Today our land could be called Kiwifruit Forest with flower growing of every variety giving the colour and strawberry plants going to local and many other parts of New Zealand to give Katikati the sweetness of life.

Our district has gone from mainly dairying, sheep and cattle, pigs and poultry to a lesser extent, to one of the many ventures mentioned above.

Dairying of which I followed in my father's footsteps has changed from milking the cows by hand to milking machines driven by engines or in some cases by water wheel to electric power. Home separation of the cream stopped when whole milk collection started first in 20 gallon cans then later on by tanker. In most cases this was the end of rearing pigs. In my father's case he threw his hat in the air when the last pig went off the farm.
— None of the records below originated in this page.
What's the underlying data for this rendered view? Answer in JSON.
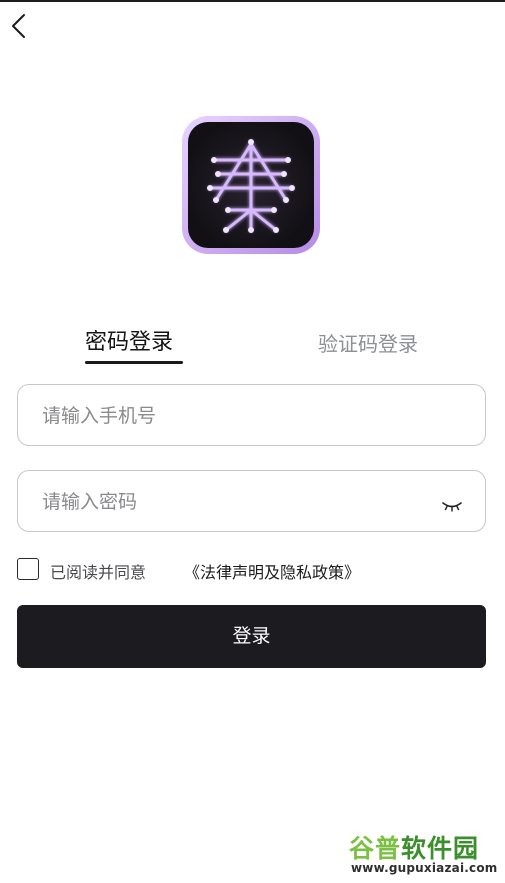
{
  "header": {
    "back_icon": "chevron-left-icon"
  },
  "logo": {
    "icon": "qin-character-app-logo",
    "text": "秦"
  },
  "tabs": [
    {
      "label": "密码登录",
      "active": true
    },
    {
      "label": "验证码登录",
      "active": false
    }
  ],
  "form": {
    "phone_placeholder": "请输入手机号",
    "password_placeholder": "请输入密码",
    "password_toggle_icon": "eye-closed-icon",
    "agree_text": "已阅读并同意",
    "agree_link": "《法律声明及隐私政策》",
    "checked": false
  },
  "login_button": {
    "label": "登录"
  },
  "watermark": {
    "brand_part1": "谷普",
    "brand_part2": "软件园",
    "url": "www.gupuxiazai.com"
  },
  "colors": {
    "button_bg": "#1c1b20",
    "logo_glow": "#c9a6ff",
    "inactive_tab": "#8d8f94",
    "border": "#c8c8cc"
  }
}
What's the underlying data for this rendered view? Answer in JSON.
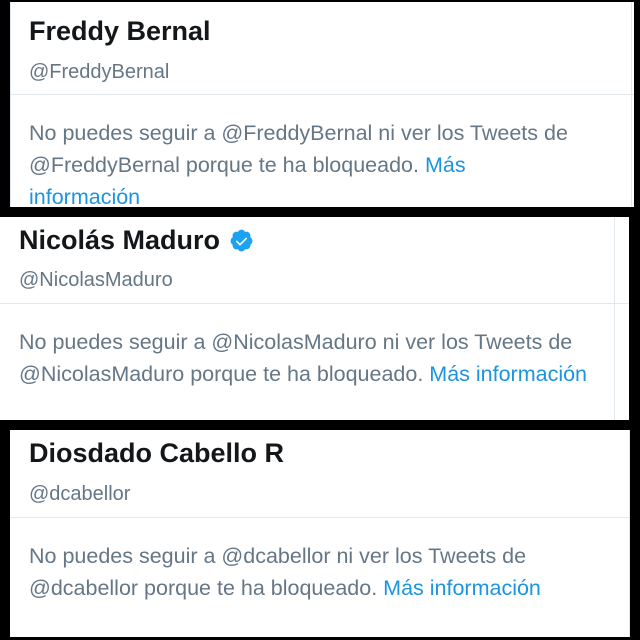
{
  "blocks": [
    {
      "name": "Freddy Bernal",
      "handle": "@FreddyBernal",
      "verified": false,
      "message": "No puedes seguir a @FreddyBernal ni ver los Tweets de @FreddyBernal porque te ha bloqueado.",
      "link": "Más información"
    },
    {
      "name": "Nicolás Maduro",
      "handle": "@NicolasMaduro",
      "verified": true,
      "message": "No puedes seguir a @NicolasMaduro ni ver los Tweets de @NicolasMaduro porque te ha bloqueado.",
      "link": "Más información"
    },
    {
      "name": "Diosdado Cabello R",
      "handle": "@dcabellor",
      "verified": false,
      "message": "No puedes seguir a @dcabellor ni ver los Tweets de @dcabellor porque te ha bloqueado.",
      "link": "Más información"
    }
  ],
  "colors": {
    "background": "#000000",
    "card": "#ffffff",
    "name": "#14171a",
    "secondary_text": "#657786",
    "link": "#1b95e0",
    "verified_badge": "#1da1f2",
    "divider": "#e1e8ed"
  }
}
The way the cows were milked has changed over the years from massaging the cow's udder before putting the milking cups on, then stripping by hand into a bucket after the cups came off. These days one man puts the cups on and a cup removing device takes them off at the end of the milking cycle enabling him to milk 1000 cows in one hour without too much effort.

left and above: Then and now. The Fergie tractor and sicklebar mower. Aerial fertiliser spreading on the Henry farm with the Kaimais behind.
Haymaking over the years has gone from growing oats which were cut with a scythe then put into sheaves to dry in stook before threshing to separate grain from chalf. Hay was stacked with a pitch fork before the advent of the hay stacker. All of this was done in the horse age. When the first stationary balers and the tractors that drove them came to Katikati many a horse bolted out of the paddock, but sooner or later they learnt to work alongside them. However, the horse was soon to disappear from the hay field with the coming of all the modern machinery.